Introduction
Reinforcement Learning from Human Feedback (RLHF) has become an increasingly prominent method for aligning LLMs with human-centric values and preferences. Despite significant empirical successes across various applications, the RLHF paradigm frequently encounters issues like reward overfitting and reward overoptimization. These phenomena not only impede the stability and reliability of LLM deployment but also raise concerns about the scalability of RLHF.

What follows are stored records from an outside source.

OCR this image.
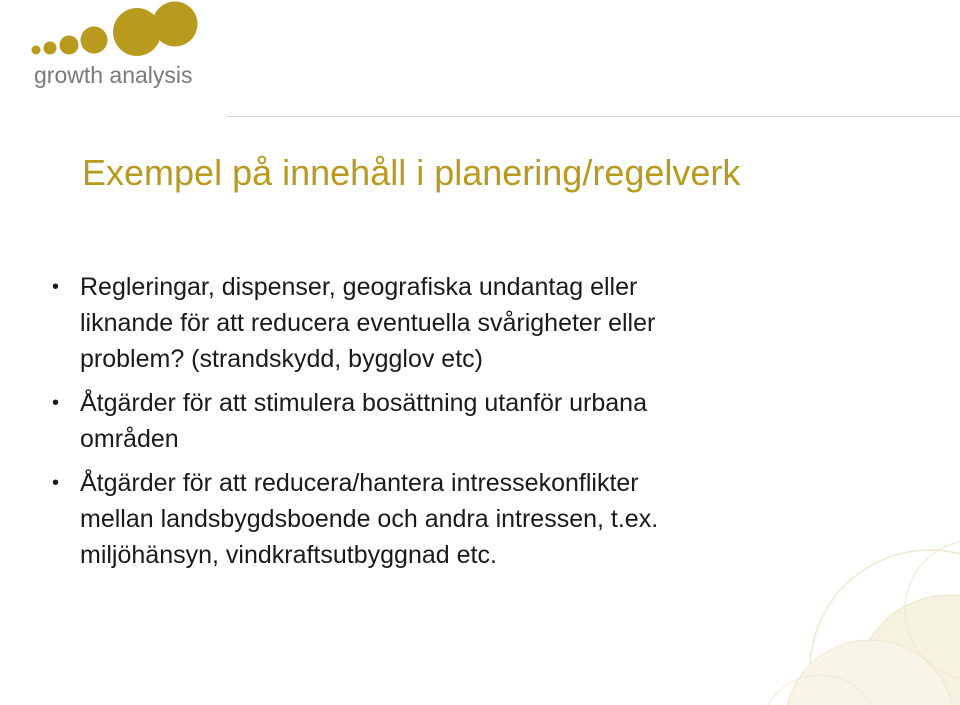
growth analysis
Exempel på innehåll i planering/regelverk
• Regleringar, dispenser, geografiska undantag eller
liknande för att reducera eventuella svårigheter eller
problem? (strandskydd, bygglov etc)
• Åtgärder för att stimulera bosättning utanför urbana
områden
• Åtgärder för att reducera/hantera intressekonflikter
mellan landsbygdsboende och andra intressen, t.ex.
miljöhänsyn, vindkraftsutbyggnad etc.
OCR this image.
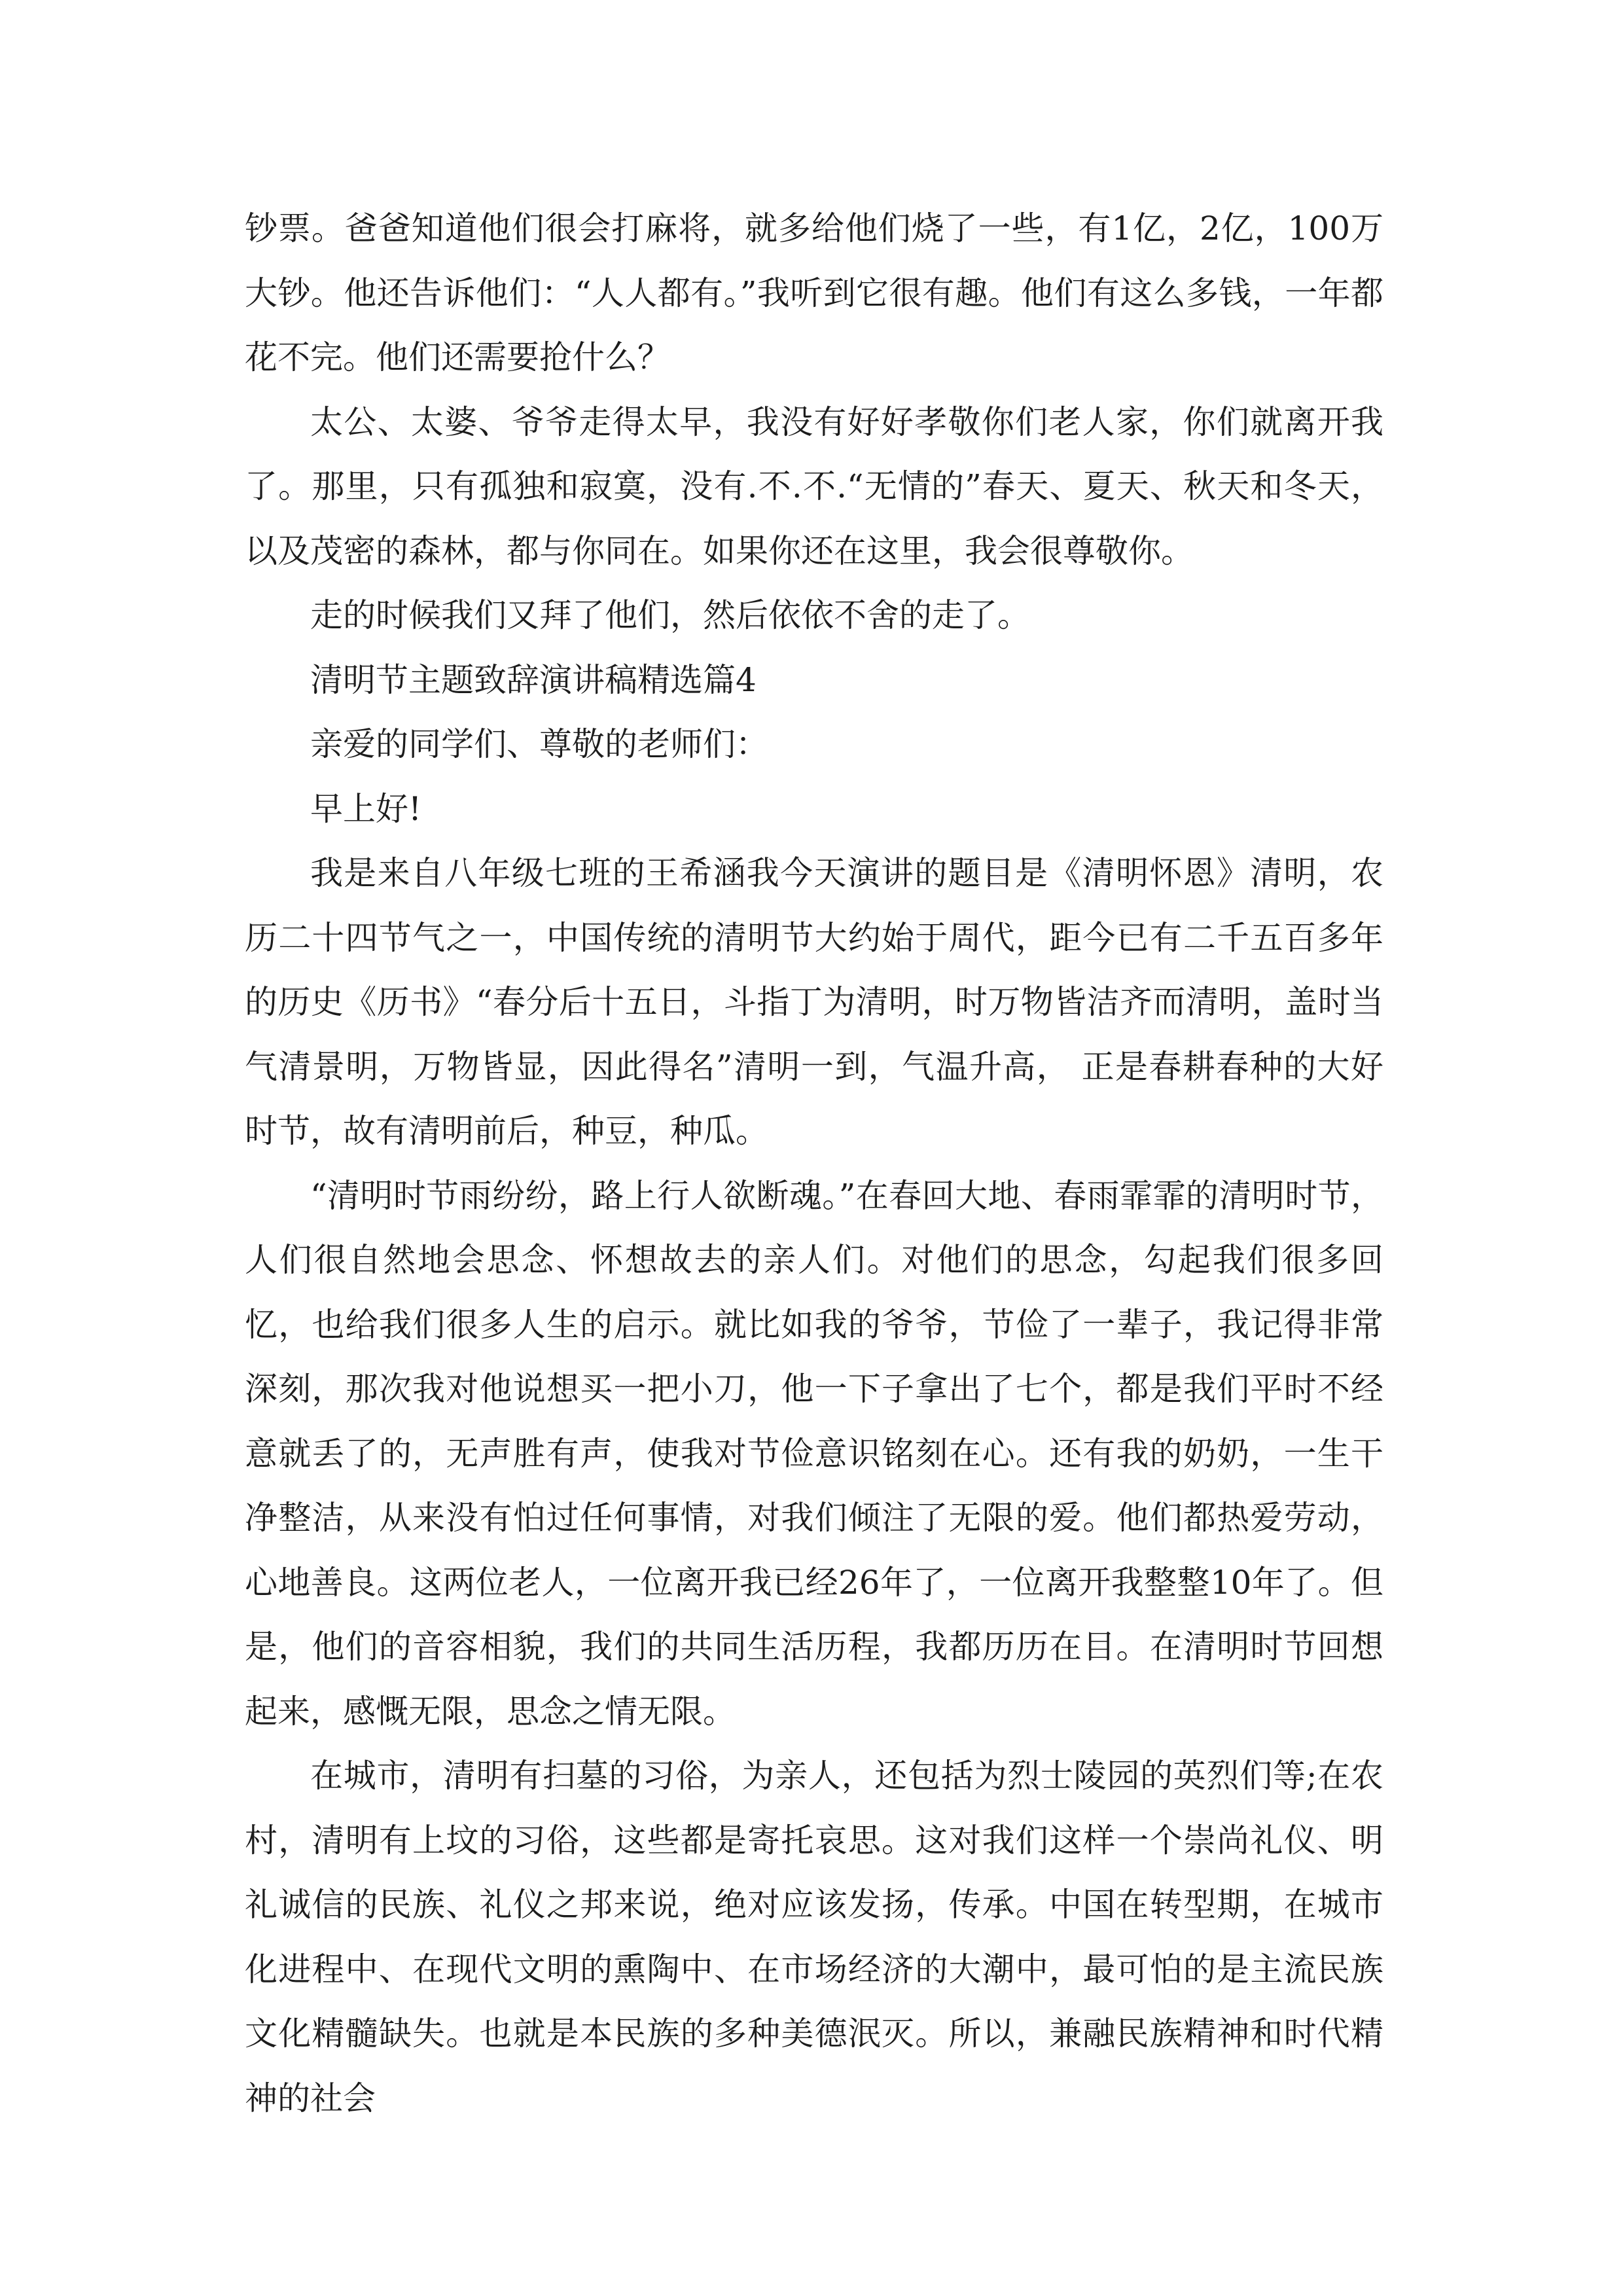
钞票。爸爸知道他们很会打麻将，就多给他们烧了一些，有1亿，2亿，100万大钞。他还告诉他们：“人人都有。”我听到它很有趣。他们有这么多钱，一年都花不完。他们还需要抢什么？

太公、太婆、爷爷走得太早，我没有好好孝敬你们老人家，你们就离开我了。那里，只有孤独和寂寞，没有.不.不.“无情的”春天、夏天、秋天和冬天，以及茂密的森林，都与你同在。如果你还在这里，我会很尊敬你。

走的时候我们又拜了他们，然后依依不舍的走了。

清明节主题致辞演讲稿精选篇4

亲爱的同学们、尊敬的老师们：

早上好!

我是来自八年级七班的王希涵我今天演讲的题目是《清明怀恩》清明，农历二十四节气之一，中国传统的清明节大约始于周代，距今已有二千五百多年的历史《历书》“春分后十五日，斗指丁为清明，时万物皆洁齐而清明，盖时当气清景明，万物皆显，因此得名”清明一到，气温升高， 正是春耕春种的大好时节，故有清明前后，种豆，种瓜。

“清明时节雨纷纷，路上行人欲断魂。”在春回大地、春雨霏霏的清明时节，人们很自然地会思念、怀想故去的亲人们。对他们的思念，勾起我们很多回忆，也给我们很多人生的启示。就比如我的爷爷，节俭了一辈子，我记得非常深刻，那次我对他说想买一把小刀，他一下子拿出了七个，都是我们平时不经意就丢了的，无声胜有声，使我对节俭意识铭刻在心。还有我的奶奶，一生干净整洁，从来没有怕过任何事情，对我们倾注了无限的爱。他们都热爱劳动，心地善良。这两位老人，一位离开我已经26年了，一位离开我整整10年了。但是，他们的音容相貌，我们的共同生活历程，我都历历在目。在清明时节回想起来，感慨无限，思念之情无限。

在城市，清明有扫墓的习俗，为亲人，还包括为烈士陵园的英烈们等;在农村，清明有上坟的习俗，这些都是寄托哀思。这对我们这样一个崇尚礼仪、明礼诚信的民族、礼仪之邦来说，绝对应该发扬，传承。中国在转型期，在城市化进程中、在现代文明的熏陶中、在市场经济的大潮中，最可怕的是主流民族文化精髓缺失。也就是本民族的多种美德泯灭。所以，兼融民族精神和时代精神的社会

Understanding Reward Overfitting and Overoptimization
Recent work has provided insight into two major challenges within RLHF. Reward overfitting emerges when a model's performance on a reward learning task deteriorates rapidly after only a single epoch of training. The degradation is partly due to the inadequacy of cross-entropy loss with long-tailed preference datasets. Even simple 3-armed bandit problems demonstrate significant overfitting and overoptimization under these conditions. The root issue is that the empirical entropy loss minimizer can underrepresent rarely compared items in the dataset, leading to extreme and inappropriate reward estimations.
The other challenge, reward overoptimization, occurs in the policy learning stage. Typically, when the policy model is trained to maximize the learned reward, the ground-truth reward may initially increase but subsequently decreases as training continues. This phenomenon is notably observed when the policy diverges significantly from its original state in terms of KL divergence, which inadvertently steers the policy away from the true objective it is supposed to maximize.
Iterative Data Smoothing as a Solution
To mitigate these concerns, a new algorithm dubbed the Iterative Data Smoothing (IDS) is proposed, taking inspiration from the pessimism mechanism found in bandit learning. IDS iterates between updating the model and updating the data through soft labels, effectively smoothing the influence of infrequent observations. The mechanism discourages the over-emphasis on sporadically seen samples and concentrates on the more commonly observed pairs. It combines the advantage of soft labels and iterative learning, where the data and model inform each other through successive training epochs.
Theoretical analysis reveals that IDS, diverging from other approaches like the lower-confidence-bound-based algorithm, effectively learns the ground truth distribution for comparisons that garner sufficient observations while disregarding those infrequently seen. Experimental evidence confirms the algorithm's efficacy in both bandit and neural network settings.
Related Work and Future Directions
IDS builds upon an existing body of work in RLHF, Preference-based Reinforcement Learning, knowledge distillation, and ranking estimation from pairwise comparisons. Prior studies have highlighted similar challenges and proposed various solutions, yet few have offered a strategy that systematically addresses both overfitting and overoptimization in a single framework.
As we progress, it becomes critical to extend the IDS methodology to multi-armed bandits with more complex comparison scenarios and integrate it into neural network-based reward models. Exploring new ways to refine the algorithm and its practical implementation will enhance our understanding and application in broader RLHF tasks. Further theoretical analyses, particularly of the IDS algorithm's long-term convergence properties, are essential steps to solidify its place in the RLHF toolkit.